Clear Lake's boys basketball team finished the 2018–2019 season with a record of 27–4 setting school records for the most wins in the school's boys basketball programs history and advancing the furthest of any boys team in the NorCal state playoffs after losing in the quarterfinal round of the Division V bracket to Lincoln HS, a Division 1 school out of San Francisco. They finished undefeated in the North Central League 1 with a 14–0 record and lost in the semi-finals of the North Coast Section Division V playoffs to University HS out of San Francisco, the eventual D-V section champion and State Division III runner up.

In the 2019–2020 season the boys basketball team finished again with an undefeated record in the North Central League 1 with a 14–0 record and advanced one game further in the North Coast Section Division V playoffs - this time losing in the finals to Stuart Hall High School out of San Francisco.
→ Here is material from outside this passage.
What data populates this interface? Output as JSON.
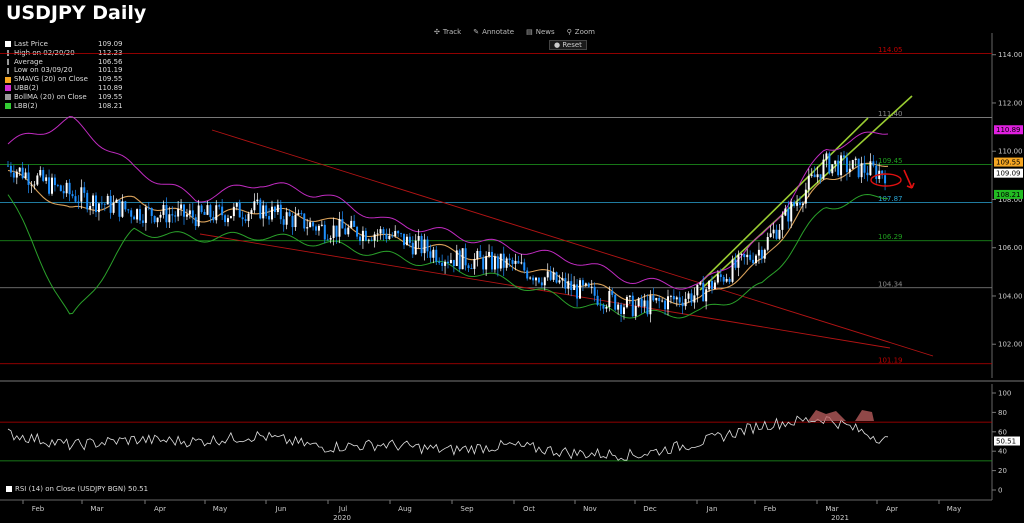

After being seeded 10th in the Division IV NorCal bracket they traveled to Kingsburg, CA upsetting Kingsburg High School 66–53 before falling in the quarterfinals to Lincoln High School out of San Francisco for the second year in a row. They finished the season with an overall record of 27–5 for back to back 27 win seasons.

==Demographics==
In 2011–12, the Clear Lake High School student body was 61.2% white, 24.3% Hispanic or Latino, 4.4% American Indian or Alaska Native, 1.0% Black or African American, .8% Asian, .8% Filipino, and .4% Native Hawaiian or Pacific Islander. 6.8% of students were two or more races. 50.4% of students were socioeconomically disadvantaged, and 6.6% were English learners.